Nothing wrong with that...


----------



## Kmac15 (May 19, 2007)

I sent jars to my BIL in Afghanistan by putting them in a box with the jar dividers that came with the box of jars. I filled in the spaces with lots of bubble wrap. Every jar made it but it did cost a fortune.


----------



## oneokie (Aug 14, 2009)

Look at www.Uline.com for glass shipping boxes.


----------



## Paquebot (May 10, 2002)

I get a lot of canned goods from other HT members in response to my annual seed offers. The most effective when sending more than one jar is to wrap each in bubble wrap. If they happen to get together in the box, one isn't going to break. Otherwise, just styrofoam packing peanuts should be sufficient. That's based on the premise that anything heavy enough to break the jar would do so with or without packing. PO also tends to ship the small Priority packages separate from big Parcel Post items. 

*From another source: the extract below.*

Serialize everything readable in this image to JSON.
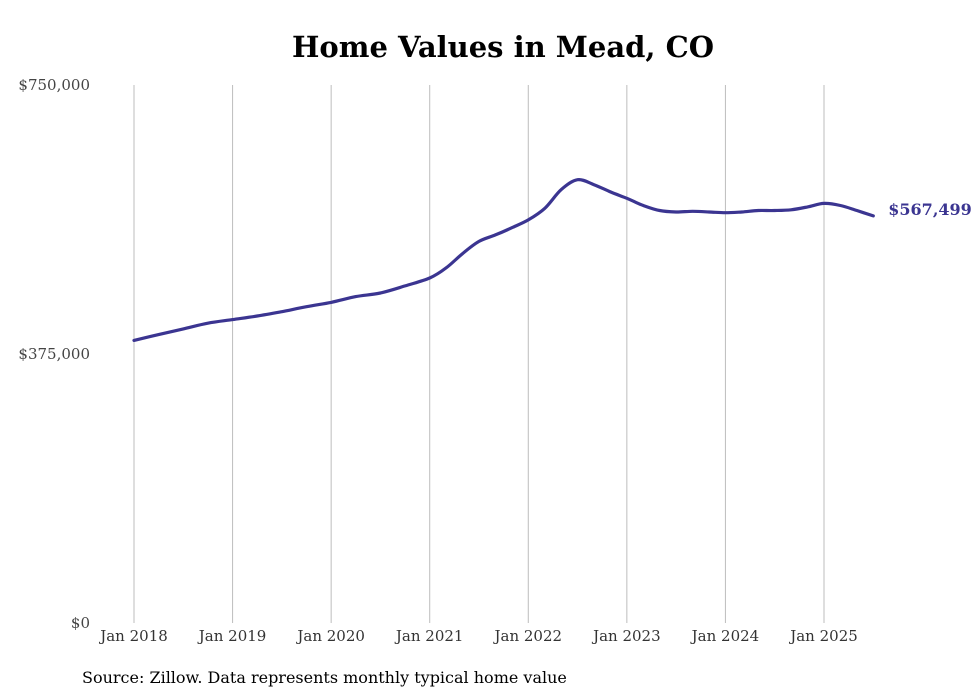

Lids must have the rings. (Did actually get 2 jars from HT member in MO with just the flats!) Rings may loosen but if a square of cloth is used first, it's absolutely tight. If a flat does then become unsealed, the cloth will soak up some of the liquid rather than have a PO nixed leaking package.

Martin


----------



## 7thswan (Nov 18, 2008)

Good timeing, I'm going to send some canned goods to my sis, was worried also. I have some cast iorn that I want to sell on the Barter board and was worried about that, so have been holding off until after the Christmas wave. We just recived a gift of Maryln Monroe drinking glasses and they came Perfect! So it's looking good for shipping!


----------